あくまで目安なので思い思いにやってほしいです。





お、ここを人が通るなんて珍しいね。
どう?私の歌でも聞いていかない?

_え?・・・ああ、歌っていいのかってこと?
うーん、本当はダメだね。

一年前に政府が出した、『音楽禁止令』
それによって、この町はとんでもなく静かになっちゃったよ。

前は色々な音楽で溢れてた。
街中に売れてる曲が流れて
熱い場面では激しいロックが流れて
感動的な場面では壮大なバラードが流れていた。

ライブハウスにいけば、下手なアマチュアが必死に声を涸らして
駅前の路上にはギターを弾き続ける人がいて
動画サイトでは毎日たくさんの曲が投稿されていた。

それが今は、この静けさだよ。

・・・君は、どうして音楽が禁止になったかわかるかい?

_そうか。
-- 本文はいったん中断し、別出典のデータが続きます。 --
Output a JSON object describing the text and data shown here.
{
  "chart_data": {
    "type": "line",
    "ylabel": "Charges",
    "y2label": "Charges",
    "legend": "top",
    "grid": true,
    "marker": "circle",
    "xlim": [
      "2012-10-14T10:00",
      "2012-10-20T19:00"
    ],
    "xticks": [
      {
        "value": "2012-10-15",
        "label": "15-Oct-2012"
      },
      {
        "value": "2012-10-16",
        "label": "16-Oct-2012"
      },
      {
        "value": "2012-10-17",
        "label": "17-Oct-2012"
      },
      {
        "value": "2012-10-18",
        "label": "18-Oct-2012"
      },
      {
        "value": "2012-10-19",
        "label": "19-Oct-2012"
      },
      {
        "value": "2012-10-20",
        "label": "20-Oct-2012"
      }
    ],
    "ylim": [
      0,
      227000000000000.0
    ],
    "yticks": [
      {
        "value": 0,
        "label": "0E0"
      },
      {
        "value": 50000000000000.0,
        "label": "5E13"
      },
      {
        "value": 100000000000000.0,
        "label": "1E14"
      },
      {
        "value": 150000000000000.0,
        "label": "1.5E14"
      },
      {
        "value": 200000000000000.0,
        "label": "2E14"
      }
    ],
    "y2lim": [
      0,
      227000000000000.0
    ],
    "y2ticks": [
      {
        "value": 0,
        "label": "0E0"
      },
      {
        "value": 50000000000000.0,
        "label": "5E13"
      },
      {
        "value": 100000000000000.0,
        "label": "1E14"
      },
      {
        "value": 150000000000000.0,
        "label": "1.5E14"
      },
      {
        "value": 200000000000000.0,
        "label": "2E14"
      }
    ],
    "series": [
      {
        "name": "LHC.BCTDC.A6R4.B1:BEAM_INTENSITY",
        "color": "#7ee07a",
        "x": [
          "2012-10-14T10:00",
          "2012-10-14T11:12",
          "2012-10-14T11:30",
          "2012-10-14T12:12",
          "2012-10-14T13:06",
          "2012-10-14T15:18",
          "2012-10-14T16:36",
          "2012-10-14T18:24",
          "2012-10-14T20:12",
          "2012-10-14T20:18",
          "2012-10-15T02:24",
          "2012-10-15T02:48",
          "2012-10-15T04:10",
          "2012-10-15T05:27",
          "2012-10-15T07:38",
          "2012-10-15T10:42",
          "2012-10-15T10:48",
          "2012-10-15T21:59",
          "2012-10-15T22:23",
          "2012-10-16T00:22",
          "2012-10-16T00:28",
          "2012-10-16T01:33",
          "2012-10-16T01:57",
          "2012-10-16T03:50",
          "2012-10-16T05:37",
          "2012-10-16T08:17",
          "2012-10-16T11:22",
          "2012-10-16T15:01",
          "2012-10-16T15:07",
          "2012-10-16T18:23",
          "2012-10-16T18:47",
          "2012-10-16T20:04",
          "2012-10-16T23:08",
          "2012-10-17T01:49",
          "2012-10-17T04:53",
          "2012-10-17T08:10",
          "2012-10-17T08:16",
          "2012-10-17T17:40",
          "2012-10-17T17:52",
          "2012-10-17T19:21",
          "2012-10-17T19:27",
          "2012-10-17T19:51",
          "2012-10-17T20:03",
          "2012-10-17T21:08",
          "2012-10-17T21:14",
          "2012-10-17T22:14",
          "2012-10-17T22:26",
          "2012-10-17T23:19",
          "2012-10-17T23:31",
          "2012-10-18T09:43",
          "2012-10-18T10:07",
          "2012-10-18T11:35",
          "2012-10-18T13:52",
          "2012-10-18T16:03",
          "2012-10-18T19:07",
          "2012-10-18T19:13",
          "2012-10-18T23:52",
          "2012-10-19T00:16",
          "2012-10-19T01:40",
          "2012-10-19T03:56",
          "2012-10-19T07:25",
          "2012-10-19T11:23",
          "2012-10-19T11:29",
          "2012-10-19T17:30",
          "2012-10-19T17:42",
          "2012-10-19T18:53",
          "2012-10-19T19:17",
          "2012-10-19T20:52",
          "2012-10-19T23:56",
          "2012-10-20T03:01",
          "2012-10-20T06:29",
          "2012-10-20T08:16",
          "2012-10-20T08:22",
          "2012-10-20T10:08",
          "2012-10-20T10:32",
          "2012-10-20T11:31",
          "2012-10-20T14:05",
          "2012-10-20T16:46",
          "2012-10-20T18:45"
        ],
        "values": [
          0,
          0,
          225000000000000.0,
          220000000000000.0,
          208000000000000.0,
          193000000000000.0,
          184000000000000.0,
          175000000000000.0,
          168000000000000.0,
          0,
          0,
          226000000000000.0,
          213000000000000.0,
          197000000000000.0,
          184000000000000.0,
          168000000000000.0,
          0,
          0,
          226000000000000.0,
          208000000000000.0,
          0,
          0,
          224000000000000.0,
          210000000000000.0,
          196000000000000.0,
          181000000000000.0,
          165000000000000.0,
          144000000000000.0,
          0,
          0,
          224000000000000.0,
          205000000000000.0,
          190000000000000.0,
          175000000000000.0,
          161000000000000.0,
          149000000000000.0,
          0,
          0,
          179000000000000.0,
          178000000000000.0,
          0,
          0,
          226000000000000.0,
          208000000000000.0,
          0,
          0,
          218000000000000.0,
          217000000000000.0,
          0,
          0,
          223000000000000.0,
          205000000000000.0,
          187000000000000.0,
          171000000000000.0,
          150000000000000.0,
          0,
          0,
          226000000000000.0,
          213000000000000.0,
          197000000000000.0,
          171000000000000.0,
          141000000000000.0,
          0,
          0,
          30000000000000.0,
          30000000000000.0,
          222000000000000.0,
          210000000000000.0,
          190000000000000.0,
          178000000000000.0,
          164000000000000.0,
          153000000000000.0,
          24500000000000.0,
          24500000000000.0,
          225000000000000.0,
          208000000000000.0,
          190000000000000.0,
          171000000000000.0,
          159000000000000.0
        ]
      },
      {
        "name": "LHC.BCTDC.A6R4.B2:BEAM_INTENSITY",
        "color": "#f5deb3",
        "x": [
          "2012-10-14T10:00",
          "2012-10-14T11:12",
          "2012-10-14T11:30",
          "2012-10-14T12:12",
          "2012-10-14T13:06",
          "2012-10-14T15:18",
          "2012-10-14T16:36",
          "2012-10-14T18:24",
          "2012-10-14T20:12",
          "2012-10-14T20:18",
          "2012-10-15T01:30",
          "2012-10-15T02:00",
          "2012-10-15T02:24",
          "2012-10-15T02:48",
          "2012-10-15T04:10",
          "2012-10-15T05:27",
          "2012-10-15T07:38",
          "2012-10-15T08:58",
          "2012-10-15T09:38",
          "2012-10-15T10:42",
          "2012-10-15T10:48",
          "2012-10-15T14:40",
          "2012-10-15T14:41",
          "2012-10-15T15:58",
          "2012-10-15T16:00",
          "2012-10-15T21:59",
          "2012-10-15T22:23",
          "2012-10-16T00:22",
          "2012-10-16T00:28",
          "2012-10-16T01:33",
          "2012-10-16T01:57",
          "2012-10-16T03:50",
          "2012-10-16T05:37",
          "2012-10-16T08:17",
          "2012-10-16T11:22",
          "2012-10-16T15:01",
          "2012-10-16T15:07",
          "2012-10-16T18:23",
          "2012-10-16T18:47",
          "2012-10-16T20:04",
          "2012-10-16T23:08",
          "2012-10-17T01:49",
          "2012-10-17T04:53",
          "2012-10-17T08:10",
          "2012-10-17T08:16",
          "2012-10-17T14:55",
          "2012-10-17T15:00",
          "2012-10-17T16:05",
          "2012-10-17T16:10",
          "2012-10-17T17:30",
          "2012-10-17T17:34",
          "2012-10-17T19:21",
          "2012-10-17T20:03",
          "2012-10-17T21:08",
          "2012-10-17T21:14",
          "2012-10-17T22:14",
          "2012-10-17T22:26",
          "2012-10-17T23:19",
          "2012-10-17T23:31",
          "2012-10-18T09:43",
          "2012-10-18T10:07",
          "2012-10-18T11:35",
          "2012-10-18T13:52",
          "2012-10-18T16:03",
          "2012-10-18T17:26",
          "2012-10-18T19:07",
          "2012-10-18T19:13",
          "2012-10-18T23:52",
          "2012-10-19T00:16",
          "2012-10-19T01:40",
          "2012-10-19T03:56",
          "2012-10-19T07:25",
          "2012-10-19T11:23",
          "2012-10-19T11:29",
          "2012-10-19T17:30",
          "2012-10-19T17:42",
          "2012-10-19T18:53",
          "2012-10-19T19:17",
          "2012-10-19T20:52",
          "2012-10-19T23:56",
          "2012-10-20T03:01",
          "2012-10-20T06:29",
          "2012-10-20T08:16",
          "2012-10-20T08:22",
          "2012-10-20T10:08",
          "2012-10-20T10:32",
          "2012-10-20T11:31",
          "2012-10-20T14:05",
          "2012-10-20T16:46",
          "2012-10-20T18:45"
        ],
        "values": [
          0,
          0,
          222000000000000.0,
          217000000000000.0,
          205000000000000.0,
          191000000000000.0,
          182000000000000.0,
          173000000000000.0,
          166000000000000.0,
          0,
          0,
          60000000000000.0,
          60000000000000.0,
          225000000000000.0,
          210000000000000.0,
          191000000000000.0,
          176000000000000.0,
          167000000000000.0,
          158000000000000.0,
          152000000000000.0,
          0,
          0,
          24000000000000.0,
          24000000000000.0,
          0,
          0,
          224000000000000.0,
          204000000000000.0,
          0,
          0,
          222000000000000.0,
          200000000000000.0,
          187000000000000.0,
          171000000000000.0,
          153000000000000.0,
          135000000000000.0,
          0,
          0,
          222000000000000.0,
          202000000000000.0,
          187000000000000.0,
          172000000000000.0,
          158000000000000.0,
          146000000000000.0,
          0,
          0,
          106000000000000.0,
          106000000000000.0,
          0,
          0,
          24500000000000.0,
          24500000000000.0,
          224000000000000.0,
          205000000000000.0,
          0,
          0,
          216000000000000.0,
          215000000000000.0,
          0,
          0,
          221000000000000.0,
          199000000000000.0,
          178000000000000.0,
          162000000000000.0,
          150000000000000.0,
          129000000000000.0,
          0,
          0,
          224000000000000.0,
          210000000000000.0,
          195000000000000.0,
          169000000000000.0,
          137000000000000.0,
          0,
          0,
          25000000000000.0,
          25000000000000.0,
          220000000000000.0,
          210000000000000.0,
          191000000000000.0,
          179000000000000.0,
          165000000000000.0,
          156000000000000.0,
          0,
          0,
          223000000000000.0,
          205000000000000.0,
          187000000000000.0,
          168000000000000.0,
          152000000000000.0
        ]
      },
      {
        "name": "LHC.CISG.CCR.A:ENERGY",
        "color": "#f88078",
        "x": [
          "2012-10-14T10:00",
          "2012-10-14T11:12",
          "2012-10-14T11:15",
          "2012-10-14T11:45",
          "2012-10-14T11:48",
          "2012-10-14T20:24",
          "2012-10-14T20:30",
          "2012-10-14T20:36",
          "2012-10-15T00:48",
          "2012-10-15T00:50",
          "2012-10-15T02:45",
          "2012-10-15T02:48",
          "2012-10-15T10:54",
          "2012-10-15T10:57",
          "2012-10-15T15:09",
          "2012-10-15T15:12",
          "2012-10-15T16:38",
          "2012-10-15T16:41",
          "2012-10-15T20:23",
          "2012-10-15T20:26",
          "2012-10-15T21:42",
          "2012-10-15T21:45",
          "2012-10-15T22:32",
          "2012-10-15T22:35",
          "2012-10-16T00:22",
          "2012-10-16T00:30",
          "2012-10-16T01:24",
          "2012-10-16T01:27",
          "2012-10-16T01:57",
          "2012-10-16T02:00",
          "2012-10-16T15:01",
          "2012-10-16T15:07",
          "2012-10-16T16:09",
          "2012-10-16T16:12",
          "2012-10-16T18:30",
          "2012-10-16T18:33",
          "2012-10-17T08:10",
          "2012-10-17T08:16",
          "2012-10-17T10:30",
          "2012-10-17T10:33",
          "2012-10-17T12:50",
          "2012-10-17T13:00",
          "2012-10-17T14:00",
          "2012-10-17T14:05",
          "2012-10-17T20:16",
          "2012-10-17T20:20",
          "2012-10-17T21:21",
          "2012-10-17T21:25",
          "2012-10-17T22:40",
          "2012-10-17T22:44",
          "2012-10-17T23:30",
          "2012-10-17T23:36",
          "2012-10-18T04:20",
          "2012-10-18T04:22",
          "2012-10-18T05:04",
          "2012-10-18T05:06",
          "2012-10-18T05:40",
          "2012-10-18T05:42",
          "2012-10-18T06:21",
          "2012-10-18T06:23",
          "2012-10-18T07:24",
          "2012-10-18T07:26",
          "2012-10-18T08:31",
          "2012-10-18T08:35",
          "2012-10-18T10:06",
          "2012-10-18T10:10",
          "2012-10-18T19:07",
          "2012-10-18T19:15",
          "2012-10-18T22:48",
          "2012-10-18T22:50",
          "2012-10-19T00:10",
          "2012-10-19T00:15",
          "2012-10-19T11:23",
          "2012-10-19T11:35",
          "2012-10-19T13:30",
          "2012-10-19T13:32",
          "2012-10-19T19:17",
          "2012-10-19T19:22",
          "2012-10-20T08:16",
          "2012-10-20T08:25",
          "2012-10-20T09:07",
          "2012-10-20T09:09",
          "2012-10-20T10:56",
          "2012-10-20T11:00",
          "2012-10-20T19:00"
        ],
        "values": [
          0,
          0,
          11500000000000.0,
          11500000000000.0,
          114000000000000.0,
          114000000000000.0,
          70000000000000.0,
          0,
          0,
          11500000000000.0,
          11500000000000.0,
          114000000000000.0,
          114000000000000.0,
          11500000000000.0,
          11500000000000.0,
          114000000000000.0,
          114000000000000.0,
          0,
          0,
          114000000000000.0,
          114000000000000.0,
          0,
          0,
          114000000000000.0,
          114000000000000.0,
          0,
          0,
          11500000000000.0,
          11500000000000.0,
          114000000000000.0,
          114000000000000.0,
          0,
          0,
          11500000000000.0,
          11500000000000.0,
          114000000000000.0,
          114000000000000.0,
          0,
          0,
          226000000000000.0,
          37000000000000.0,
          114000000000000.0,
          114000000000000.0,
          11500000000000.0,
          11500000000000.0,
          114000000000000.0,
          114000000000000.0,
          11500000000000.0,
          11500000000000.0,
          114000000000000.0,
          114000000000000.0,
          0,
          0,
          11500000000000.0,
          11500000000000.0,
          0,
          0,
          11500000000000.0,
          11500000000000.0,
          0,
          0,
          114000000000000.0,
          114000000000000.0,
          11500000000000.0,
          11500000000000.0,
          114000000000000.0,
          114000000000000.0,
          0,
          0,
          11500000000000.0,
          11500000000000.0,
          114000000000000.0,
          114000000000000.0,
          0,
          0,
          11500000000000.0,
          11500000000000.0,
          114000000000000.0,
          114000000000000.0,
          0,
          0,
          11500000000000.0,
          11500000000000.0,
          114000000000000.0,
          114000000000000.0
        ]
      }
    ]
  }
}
なら教えてあげる。

そもそも芸術っていうのは、同じ作品でも、人の数だけ受け取り方が違うんだ。

一つの作品を感じて、励まされる人がいれば、冷める人がいる。
それにも背景があって、とある経験から励まされ、とある経験から冷める人がいる。

どんなに一つのテーマがある作品でも、受け取る側がどのような人生を歩いてきたかによって、どのような受け取り方をするかが細かく変わるんだ。

特に、音楽は顕著だよね。音は、文字や絵よりも明確じゃない。
同じ音でも、解釈は多種多様に別れる。

それによってプラスな感情になる人もいれば・・・もちろんマイナスな感情になる人もいる。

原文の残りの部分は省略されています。